# New to Routing, Just got a Router: MasterCraft



## aidave (Mar 28, 2009)

Hi, I am new to woodworking and looking to make wooden train tracks and other toys.

I just got a cheap MasterCraft router on sale. It was floor model. I know they are supposed to be crap, but I cant afford an expensive one...

Since this was a floor model, it had no manual. I have no idea how to use it, what bits to get, etc. When I plug in both plugs, and press the router handle, the router spins underneath, but the front button doesnt seem to do anything. Is it supposed to make the router lift up? I dont know.

This is the router:
canadiantire.ca/browse/product_detail.jsp?FOLDER%3C%3Efolder_id=1408474396672872&bmUID=1238269366100&PRODUCT%3C%3Eprd_id=845524443308047

Is this thing broken?
Can someone tell me how to use it?

cheers,
Dave


----------



## dutchman 46 (May 23, 2007)

Hello Dave, Glad that you are here, Most of us had to start out just like you are. Buying what you can afford is the law of the land now.
Whiteside Train Track Router Bits This is for the track bits
http://safemanuals.com/brand-user-guide-instructions-owner-manual/MASTERCRAFT
This is where you can check for a manual. Hope that this helps
Was checking around, and read that they (router) is sold at Sears. If that is so, you may be able to get the manual there


----------



## aidave (Mar 28, 2009)

dutchman 46 said:


> Hello Dave, Glad that you are here, Most of us had to start out just like you are. Buying what you can afford is the law of the land now.
> This is for the track bits


Thanks dutchman, those are exactly what I am trying to build. After I "master" those train tracks I am going to do more stuff like marble tracks and whatnot. Those bits look like the right tools for the job.

I did a try with a scrollsaw today, and the train track piece I made looks horrible. But it does work!


----------



## xplorx4 (Dec 1, 2008)

Greetings Dave and welcome to the forum. Check out this site and see if it will help: mastercraft maximum plunge router - Tools - Woodworking and DIY Forums


----------



## dutchman 46 (May 23, 2007)

Good Dave Let us know how every thing turns out After 10 post, you should be able to give us pics.


----------



## aidave (Mar 28, 2009)

xplorx4 said:


> Greetings Dave and welcome to the forum. Check out this site and see if it will help:


Thanks, that was a good link. Looks like maybe my router+table didnt come with all the parts. I dont know, because there was no box for it... just assembled as is. The good thing was it looks good as new, because this is a new Canadian Tire and no one really goes there, so I guess they had to get rid of it. It seems like a solid tool, and the right size for me as I live in a tiny condo. 

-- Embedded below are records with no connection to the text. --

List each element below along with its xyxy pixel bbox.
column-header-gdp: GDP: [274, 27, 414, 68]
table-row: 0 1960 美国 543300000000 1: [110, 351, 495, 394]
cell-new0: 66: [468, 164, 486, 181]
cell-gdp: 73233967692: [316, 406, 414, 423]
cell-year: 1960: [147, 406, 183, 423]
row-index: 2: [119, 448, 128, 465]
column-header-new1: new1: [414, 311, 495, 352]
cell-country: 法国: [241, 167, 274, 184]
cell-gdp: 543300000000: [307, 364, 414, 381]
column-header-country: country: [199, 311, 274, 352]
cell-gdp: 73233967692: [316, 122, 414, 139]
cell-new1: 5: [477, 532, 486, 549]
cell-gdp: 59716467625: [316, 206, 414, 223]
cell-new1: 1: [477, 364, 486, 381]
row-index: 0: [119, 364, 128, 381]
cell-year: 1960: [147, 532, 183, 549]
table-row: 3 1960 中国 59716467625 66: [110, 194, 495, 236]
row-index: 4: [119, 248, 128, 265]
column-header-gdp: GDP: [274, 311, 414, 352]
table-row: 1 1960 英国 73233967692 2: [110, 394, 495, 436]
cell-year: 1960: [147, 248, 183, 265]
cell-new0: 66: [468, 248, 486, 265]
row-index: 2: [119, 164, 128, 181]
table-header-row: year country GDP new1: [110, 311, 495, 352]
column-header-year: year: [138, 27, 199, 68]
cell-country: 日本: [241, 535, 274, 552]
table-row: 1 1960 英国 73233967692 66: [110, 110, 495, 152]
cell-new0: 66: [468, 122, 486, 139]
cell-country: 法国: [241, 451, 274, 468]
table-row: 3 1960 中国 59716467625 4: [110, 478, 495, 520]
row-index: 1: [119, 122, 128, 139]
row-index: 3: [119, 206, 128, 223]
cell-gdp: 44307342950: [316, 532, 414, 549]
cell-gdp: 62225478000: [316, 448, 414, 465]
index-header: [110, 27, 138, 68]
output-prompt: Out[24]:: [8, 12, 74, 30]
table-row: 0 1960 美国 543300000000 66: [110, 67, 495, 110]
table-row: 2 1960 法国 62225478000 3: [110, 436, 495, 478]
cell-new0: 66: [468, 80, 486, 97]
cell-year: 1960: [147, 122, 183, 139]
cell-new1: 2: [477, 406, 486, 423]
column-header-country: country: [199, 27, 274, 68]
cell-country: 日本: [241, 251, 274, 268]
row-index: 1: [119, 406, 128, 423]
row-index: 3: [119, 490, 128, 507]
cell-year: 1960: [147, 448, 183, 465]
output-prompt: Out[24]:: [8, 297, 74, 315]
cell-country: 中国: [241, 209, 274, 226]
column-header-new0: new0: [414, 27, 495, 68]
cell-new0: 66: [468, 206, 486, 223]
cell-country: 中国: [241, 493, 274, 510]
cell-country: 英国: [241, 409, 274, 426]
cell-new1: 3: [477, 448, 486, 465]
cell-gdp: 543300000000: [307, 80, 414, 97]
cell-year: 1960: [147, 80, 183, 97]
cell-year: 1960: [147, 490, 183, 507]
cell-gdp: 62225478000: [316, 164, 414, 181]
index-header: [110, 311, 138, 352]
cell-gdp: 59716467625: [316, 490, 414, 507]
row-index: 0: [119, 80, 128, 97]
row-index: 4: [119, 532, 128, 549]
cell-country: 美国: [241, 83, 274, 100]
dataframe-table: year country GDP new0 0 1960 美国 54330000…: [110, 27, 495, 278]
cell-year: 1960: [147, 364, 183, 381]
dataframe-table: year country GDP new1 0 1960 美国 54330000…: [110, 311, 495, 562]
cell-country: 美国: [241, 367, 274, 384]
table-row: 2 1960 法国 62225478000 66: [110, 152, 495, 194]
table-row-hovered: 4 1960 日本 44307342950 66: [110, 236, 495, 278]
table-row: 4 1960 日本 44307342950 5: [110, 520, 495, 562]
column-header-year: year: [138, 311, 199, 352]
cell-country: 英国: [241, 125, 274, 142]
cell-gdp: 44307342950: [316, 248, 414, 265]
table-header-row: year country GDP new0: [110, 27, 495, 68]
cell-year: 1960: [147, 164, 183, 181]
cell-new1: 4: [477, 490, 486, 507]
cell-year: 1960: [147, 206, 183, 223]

I have no idea what the front plug is for. It's connected to a black box, with a yellow flip-on tab button. The box does not appear to be connected to anything, and does nothing when flipped on. Does anyone know what this might be for?


----------



## aidave (Mar 28, 2009)

dutchman 46 said:


> Good Dave Let us know how every thing turns out After 10 post, you should be able to give us pics.

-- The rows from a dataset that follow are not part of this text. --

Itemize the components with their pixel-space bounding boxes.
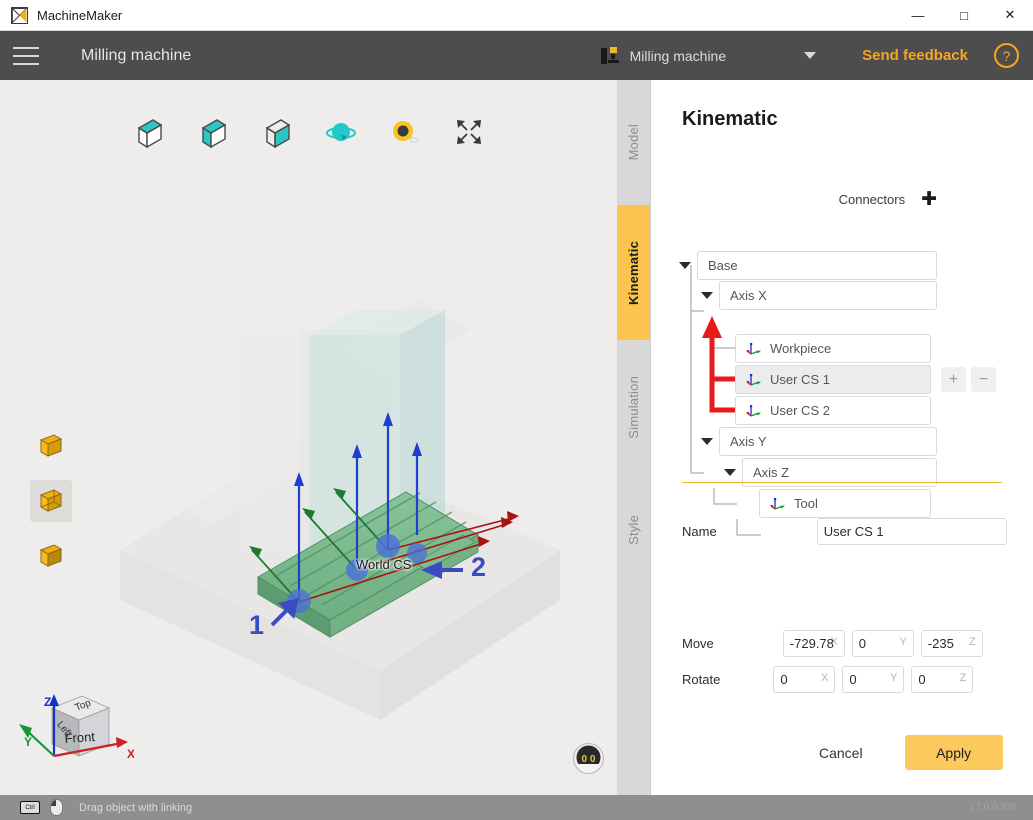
viewport-display-modes bbox=[30, 425, 72, 577]
name-label: Name bbox=[682, 524, 717, 539]
coordinate-system-icon bbox=[770, 496, 786, 512]
window-title: MachineMaker bbox=[37, 7, 123, 23]
chevron-down-icon[interactable] bbox=[804, 52, 817, 59]
window-controls: — □ ✕ bbox=[895, 0, 1033, 31]
move-x-input[interactable] bbox=[782, 630, 845, 657]
view-shaded-icon[interactable] bbox=[195, 114, 231, 150]
status-bar: Ctrl Drag object with linking 17.0.0.938 bbox=[0, 795, 1033, 820]
tree-node-tool[interactable]: Tool bbox=[759, 489, 931, 518]
expand-collapse-icon-axis-x[interactable] bbox=[701, 292, 713, 299]
version-label: 17.0.0.938 bbox=[969, 802, 1017, 813]
tree-node-axis-y-label[interactable]: Axis Y bbox=[719, 427, 937, 456]
expand-collapse-icon-axis-z[interactable] bbox=[724, 469, 736, 476]
minimize-button[interactable]: — bbox=[895, 0, 941, 31]
tab-style-label: Style bbox=[626, 515, 641, 545]
orbit-rotate-icon[interactable] bbox=[323, 114, 359, 150]
orientation-indicator[interactable]: 0 0 bbox=[572, 742, 605, 775]
panel-tab-rail: Model Kinematic Simulation Style bbox=[617, 80, 650, 795]
window-title-bar: MachineMaker — □ ✕ bbox=[0, 0, 1033, 31]
tree-node-tool-label: Tool bbox=[794, 496, 818, 511]
tab-model[interactable]: Model bbox=[617, 80, 650, 205]
tree-node-user-cs-1[interactable]: User CS 1 + − bbox=[735, 365, 996, 394]
view-wireframe-icon[interactable] bbox=[259, 114, 295, 150]
move-field-row: Move X Y Z bbox=[682, 630, 1022, 657]
add-item-button[interactable]: + bbox=[941, 367, 966, 392]
tab-kinematic[interactable]: Kinematic bbox=[617, 205, 650, 340]
section-divider bbox=[682, 482, 1002, 483]
svg-text:Z: Z bbox=[44, 695, 51, 709]
maximize-button[interactable]: □ bbox=[941, 0, 987, 31]
tab-simulation[interactable]: Simulation bbox=[617, 340, 650, 475]
apply-button[interactable]: Apply bbox=[904, 735, 1003, 770]
measure-tape-icon[interactable] bbox=[387, 114, 423, 150]
tab-style[interactable]: Style bbox=[617, 475, 650, 585]
name-input[interactable] bbox=[816, 518, 1007, 545]
tab-kinematic-label: Kinematic bbox=[626, 240, 641, 305]
display-mode-ghost-icon[interactable] bbox=[30, 535, 72, 577]
display-mode-solid-icon[interactable] bbox=[30, 425, 72, 467]
tree-node-base[interactable]: Base bbox=[679, 251, 937, 280]
viewport-toolbar bbox=[0, 106, 617, 158]
coordinate-system-icon bbox=[746, 341, 762, 357]
rotate-field-row: Rotate X Y Z bbox=[682, 666, 1022, 693]
expand-collapse-icon-base[interactable] bbox=[679, 262, 691, 269]
add-connector-icon[interactable]: ✚ bbox=[921, 190, 937, 209]
fit-to-screen-icon[interactable] bbox=[451, 114, 487, 150]
connectors-label: Connectors bbox=[838, 192, 906, 207]
application-header: Milling machine Milling machine Send fee… bbox=[0, 31, 1033, 80]
tree-node-user-cs-2[interactable]: User CS 2 bbox=[735, 396, 931, 425]
milling-machine-icon bbox=[600, 46, 619, 65]
kinematic-panel: Kinematic Connectors ✚ Base Axis X Workp… bbox=[650, 80, 1033, 795]
tab-model-label: Model bbox=[626, 124, 641, 161]
tree-node-workpiece[interactable]: Workpiece bbox=[735, 334, 931, 363]
header-project-title: Milling machine bbox=[81, 46, 192, 64]
ctrl-key-icon: Ctrl bbox=[20, 801, 40, 814]
help-icon[interactable]: ? bbox=[994, 43, 1019, 68]
mouse-left-button-icon bbox=[50, 799, 63, 816]
cancel-button[interactable]: Cancel bbox=[801, 737, 881, 769]
expand-collapse-icon-axis-y[interactable] bbox=[701, 438, 713, 445]
application-window: MachineMaker — □ ✕ Milling machine Milli… bbox=[0, 0, 1033, 820]
tree-item-actions: + − bbox=[941, 367, 996, 392]
machine-selector[interactable]: Milling machine bbox=[600, 31, 817, 80]
view-hidden-lines-icon[interactable] bbox=[131, 114, 167, 150]
svg-text:Y: Y bbox=[24, 735, 32, 749]
navigation-cube[interactable]: Front Left Top Z X Y bbox=[14, 686, 135, 771]
tree-node-user-cs-2-label: User CS 2 bbox=[770, 403, 830, 418]
panel-action-buttons: Cancel Apply bbox=[801, 735, 1003, 770]
annotation-label-2: 2 bbox=[471, 552, 487, 582]
move-y-input[interactable] bbox=[851, 630, 914, 657]
rotate-y-input[interactable] bbox=[842, 666, 905, 693]
tree-node-workpiece-label: Workpiece bbox=[770, 341, 832, 356]
tree-node-axis-x-label[interactable]: Axis X bbox=[719, 281, 937, 310]
hamburger-menu-icon[interactable] bbox=[13, 46, 39, 65]
3d-viewport[interactable]: World CS 1 2 Front Left Top Z X Y 0 0 bbox=[0, 80, 617, 795]
rotate-x-input[interactable] bbox=[773, 666, 836, 693]
remove-item-button[interactable]: − bbox=[971, 367, 996, 392]
tree-node-axis-y[interactable]: Axis Y bbox=[701, 427, 937, 456]
name-field-row: Name bbox=[682, 518, 1007, 545]
tree-node-base-label[interactable]: Base bbox=[697, 251, 937, 280]
tab-simulation-label: Simulation bbox=[626, 376, 641, 439]
rotate-label: Rotate bbox=[682, 672, 721, 687]
tree-node-axis-x[interactable]: Axis X bbox=[701, 281, 937, 310]
page-title: Kinematic bbox=[682, 108, 778, 130]
send-feedback-link[interactable]: Send feedback bbox=[862, 47, 968, 64]
coordinate-system-icon bbox=[746, 372, 762, 388]
annotation-label-1: 1 bbox=[249, 610, 265, 640]
coordinate-system-icon bbox=[746, 403, 762, 419]
svg-text:X: X bbox=[127, 747, 134, 761]
status-hint: Drag object with linking bbox=[79, 801, 193, 814]
close-button[interactable]: ✕ bbox=[987, 0, 1033, 31]
move-label: Move bbox=[682, 636, 714, 651]
machine-selector-value: Milling machine bbox=[629, 47, 727, 64]
machinemaker-logo-icon bbox=[11, 6, 28, 24]
orientation-indicator-value: 0 0 bbox=[582, 754, 596, 765]
connectors-header: Connectors ✚ bbox=[839, 190, 937, 209]
display-mode-transparent-icon[interactable] bbox=[30, 480, 72, 522]
tree-node-user-cs-1-label: User CS 1 bbox=[770, 372, 830, 387]
rotate-z-input[interactable] bbox=[911, 666, 974, 693]
move-z-input[interactable] bbox=[920, 630, 983, 657]
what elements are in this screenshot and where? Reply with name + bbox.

Good idea...! I guess I have to post 10 somehow.


----------



## Dr.Zook (Sep 10, 2004)

Welcome to the RouterForums Dave.


----------



## aidave (Mar 28, 2009)

The front bar is actually a power bar, but is broken... it gives no power when switched on. I tried a digital volt meter and got no reading from it. Time to take it back!


----------



## curiousgeorge (Nov 6, 2006)

aidave said:


> The front bar is actually a power bar, but is broken... it gives no power when switched on. I tried a digital volt meter and got no reading from it. Time to take it back!

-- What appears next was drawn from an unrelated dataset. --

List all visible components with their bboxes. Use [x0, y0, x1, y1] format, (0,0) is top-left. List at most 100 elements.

Yep! Dave, you get what you pay for and unless you know what you are getting you should never go for a display model. They are always missing something, broken or both. I wish you luck on returning a display. Some stores won't do it.

Just a suggestion...
I know financial times are tough but, you don't save money by buying junk. In fact some "cheap" tools are unsafe and you end up spending more in the long run when the junk falls to pieces and you have to go buy something that will work.


----------



## waynoe (Sep 29, 2004)

Dave
Take the router back to CTC and buy the maximum model it's not much more and it's a 2 hp. It comes with a five year warrantee so you can blow one up every year and get another. I used them and the cordless drills when I had a reno bussiness and they worked very well. After a year or so of rough treatment I just took them back and got new ones. 
Wayne


----------



## aidave (Mar 28, 2009)

Hi guys. Another update. I got my money back for the display model, no questions asked. That was nice of them. 

I probably should have done some more research before this next move, but...

I saw a very cheap Ryobi router/table combo at Home Depot. I picked that up and on the weekend gave it a shot.

I think you really do get what you pay for as the back fence is really terrible. It does not align properly, I had to squish a nail in it to get a straight line out of it. Other than that it seems to work fine.

I would lovvvve to spend more but you know ... the wife will kill me.  I already spent a good chunk on a variety of tools, including table saw, scroll saw, drill press, and belt sander, etc.

The good news is I made my first train track piece, and it went fairly well, but I used plywood and need something better. The plywood splintered and the router made a bunch of squiggles in the track. I'll have to try it on different wood and see if it was just a knot in the wood the router didnt like.


----------



## kolias (Dec 26, 2008)

Dave welcome to the forum

Nicolas


----------